To help us provide you with free impartial advice, we may earn a commission if you buy through links on our site. Learn more


Brother’s LED-based HL-3070CW is one of few laser-class printers shipped without its consumables in place. Fortunately, setup is a reasonably simple job. This is a squat printer, but it’s not especially pretty – its various logos and markings use a mix of fonts, and its overall appearance is somewhat old-fashioned.
For the price, though, it’s a well-specified printer. There’s no automatic duplexer, but it does have both wired and wireless network interfaces. The latter tends to be an expensive upgrade, so it’s good to see it as standard for well under £200. There’s a 250-sheet paper tray and a fold-down multipurpose feed slot, but only the memory is upgradable, from 64MB up to 576MB.
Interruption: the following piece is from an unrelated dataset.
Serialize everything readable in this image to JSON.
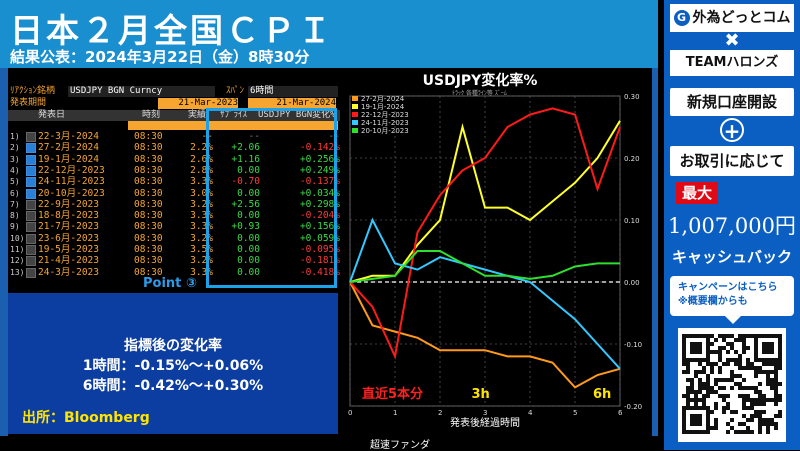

In our tests, the HL-3070CW came very close to Brother’s claimed 16 pages per minute (ppm) speed in both mono and colour. At 14.1ppm, its colour output is particularly quick for a printer at this price. It’s reasonably quiet, but the leading edge of each sheet tends to scrape along the slope of the output tray as it exits the printer, making an annoying grating noise. The multipurpose feed isn’t marked with the correct orientation for envelopes, which the printer crumpled quite badly anyway.
We weren’t impressed with the HL-3070CW’s print quality, either. Black text was fine, but our black and white photo had quite pronounced banding and was too dark, with a resulting loss of detail. Colour photos suffered from a green bias that made skin tones look faintly seasick and many other subjects dull. Illustrations and other graphics were better, although the printer’s dither patterns were visible in some images and colours still looked cool.

Although the HL-3070CW comes with a 1,000-page starter toners and its four drums are rated for just 15,000 pages, its running costs are quite reasonable for light or medium use. Buying the printer with the toner and replacement drums necessary for 18,000 mono and 9,000 colour prints would cost less than £1,600, which is quite competitive. Printing larger volumes – which few people need to do – would soon get expensive, however.
If you can live without Wi-Fi and the quick print speeds, HP’s LaserJet Pro CP1525n costs the same, produces better quality and is cheaper to run.